The second time, there was a lad who
had a couple of dances with Oline. He was one of the locals. And as the evening
wore on, and they had fortified themselves with the contents of the bottles
which some of them had concealed in their inside pockets, a number of them had
started to lose their inhibitions, when the tones from the piano and violin
were not too unfamiliar. Thomas sat observing them while they danced. It was
plain to see that she was enjoying it. And she was good-looking, more
attractive than most. She was also more attractive than the majority of the
hotel guests.
“Who was that you were dancing
with?” Thomas was impelled to ask as they cycled home.
“Just a lad who was a groom at the
vicarage while I was there,” she answered.
They cycled on for a while in
silence. They reached the path, which ran through the plantation, and Thomas
rode in just in front of Oline.
“It’s not really much fun,” said
Thomas.
But Oline said that she thought it was quite nice to see some other people once
in a while.
A fox darted across the path a bit further ahead. The sky was bright to the
north, heavy dew had fallen and the fragrance of the fir trees seemed
obtrusive.
“Where does he work now?” asked Thomas.
“I don’t know. He didn’t say anything about that.”

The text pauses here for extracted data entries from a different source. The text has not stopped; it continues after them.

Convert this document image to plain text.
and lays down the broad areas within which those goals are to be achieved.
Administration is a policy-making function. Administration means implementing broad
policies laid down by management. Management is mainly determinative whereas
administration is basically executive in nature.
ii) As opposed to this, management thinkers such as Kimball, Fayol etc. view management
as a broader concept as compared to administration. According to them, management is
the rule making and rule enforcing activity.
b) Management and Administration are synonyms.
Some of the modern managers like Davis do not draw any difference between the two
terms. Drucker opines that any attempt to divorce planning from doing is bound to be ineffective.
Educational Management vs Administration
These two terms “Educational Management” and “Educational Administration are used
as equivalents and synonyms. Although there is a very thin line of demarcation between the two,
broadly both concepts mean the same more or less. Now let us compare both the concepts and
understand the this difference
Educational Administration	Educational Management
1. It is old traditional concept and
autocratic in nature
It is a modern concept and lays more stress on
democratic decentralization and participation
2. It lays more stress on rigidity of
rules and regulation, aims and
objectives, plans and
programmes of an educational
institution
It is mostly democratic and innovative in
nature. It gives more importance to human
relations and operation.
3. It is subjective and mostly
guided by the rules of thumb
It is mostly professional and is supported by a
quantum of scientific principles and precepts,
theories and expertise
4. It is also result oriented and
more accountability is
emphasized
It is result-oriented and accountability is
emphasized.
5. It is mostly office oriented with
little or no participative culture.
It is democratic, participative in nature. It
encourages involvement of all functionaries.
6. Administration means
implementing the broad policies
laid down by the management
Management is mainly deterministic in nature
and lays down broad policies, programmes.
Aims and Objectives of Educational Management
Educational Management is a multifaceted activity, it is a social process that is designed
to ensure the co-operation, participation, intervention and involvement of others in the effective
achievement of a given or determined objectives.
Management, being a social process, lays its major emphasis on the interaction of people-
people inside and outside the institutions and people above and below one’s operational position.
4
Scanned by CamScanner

“They say that he has a fiancée now,” she added after a while, “although he
wasn’t wearing a ring.”
Thomas started to whistle and cycled a bit faster. Oline followed after. They
reached the road along the dunes and were able once again to cycle side by
side. Neither of them spoke.
It wasn’t until they reached the farmyard that Thomas said, “We’d better put
the bikes away.”
They went over to the barn door.
*
In this way the days became a new kind of everyday life for Thomas.
“It’s great to think that I won’t
have to attend the commercial college this winter,” he would sometimes remark,
if one of us on a rare occasion asked him how things were going. But as for the
job he had done before, the possibilities he had had, and his involvement with
the political youth organization, he never said a word. At least, not directly.

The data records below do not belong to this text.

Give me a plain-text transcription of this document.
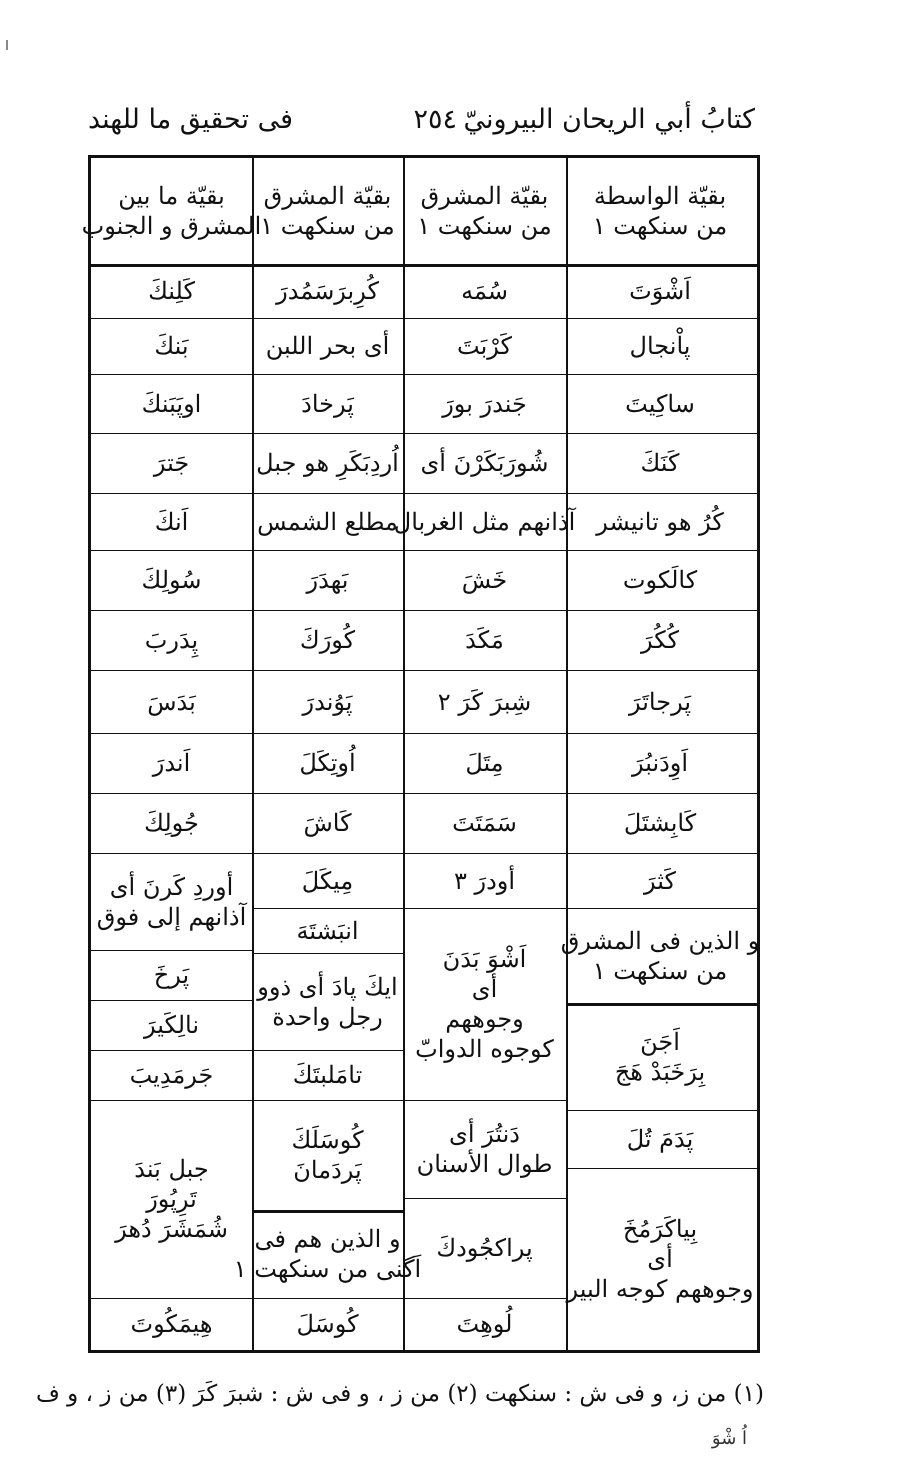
كتابُ أبي الريحان البيرونيّ
٢٥٤
فى تحقيق ما للهند
بقيّة الواسطة
من سنكهت ١
اَشْوَتَ
پاْنجال
ساكِيتَ
كَنَكَ
كُرُ هو تانيشر
كالَكوت
كُكُرَ
پَرجاتَرَ
اَوِدَنبُرَ
كَابِشتَلَ
كَثرَ
و الذين فى المشرق
من سنكهت ١
اَجَنَ
بِرَخَبَدْ هَجَ
پَدَمَ تُلَ
بِياكَرَمُخَ
أى
وجوههم كوجه البير
بقيّة المشرق
من سنكهت ١
سُمَه
كَرْبَتَ
جَندرَ بورَ
شُورَبَكَرْنَ أى
آذانهم مثل الغربال
خَشَ
مَكَدَ
شِبرَ كَرَ ٢
مِتَلَ
سَمَتَتَ
أودرَ ٣
اَشْوَ بَدَنَ
أى
وجوههم
كوجوه الدوابّ
دَنتُرَ أى
طوال الأسنان
پراكجُودكَ
لُوهِتَ
بقيّة المشرق
من سنكهت ١
كُرِبرَسَمُدرَ
أى بحر اللبن
پَرخادَ
اُردِبَكَرِ هو جبل
مطلع الشمس
بَهدَرَ
كُورَكَ
پَوُندرَ
اُوتِكَلَ
كَاشَ
مِيكَلَ
انبَشتَهَ
ايكَ پادَ أى ذوو
رجل واحدة
تامَلبتَكَ
كُوسَلَكَ
پَردَمانَ
و الذين هم فى
اَگنى من سنكهت ١
كُوسَلَ
بقيّة ما بين
المشرق و الجنوب
كَلِنكَ
بَنكَ
اوپَبَنكَ
جَترَ
اَنكَ
سُولِكَ
پِدَربَ
بَدَسَ
اَندرَ
جُولِكَ
أوردِ كَرنَ أى
آذانهم إلى فوق
پَرخَ
نالِكَيرَ
جَرمَدِيبَ
جبل بَندَ
تَرِپُورَ
شُمَشَرَ دُهرَ
هِيمَكُوتَ
(١) من ز، و فى ش : سنكهت (٢) من ز ، و فى ش : شبرَ كَرَ (٣) من ز ، و ف
اُ شْوَ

Sometimes of an evening he might say to Oline, “In a way it’s a relief not
having to think about the future.” And then he might add, “Even though it could
have been interesting.”
That summer, every day was enough in itself, and the work was manageable. One
day he repaired the stable door. It had needed mending for several years, and
had scraped against the cement every time it was opened or closed. Now he had
straightened the hinges and nailed a piece of wood across the door diagonally.
And several times a day he felt satisfied with himself when he used that door.
One Sunday afternoon towards the end of October, when he and Oline had been for
a walk to see if the newly sown rye had begun to sprout, as it should, they
stood removing their clogs outside the scullery door, and Oline said, “I think
I’m going to have a wee one.” And while Thomas was left standing there with a
slipper in one hand and such an overwhelming sensation that he was unable to
gather his thoughts about it until much later, she walked on to the kitchen and
started to make the coffee that their mother was sitting in her bedroom waiting
for.
That is what had happened beforehand. It is that story that all of us have
taken a part in writing, and that we have never talked about directly, but that
we not that unseldom have managed to make an innocent reference to.
For example, we might say “at the Thomases’”, in the same way in which we would
say “at the Peters’”, when we meant at the home of Peter and his wife Marie.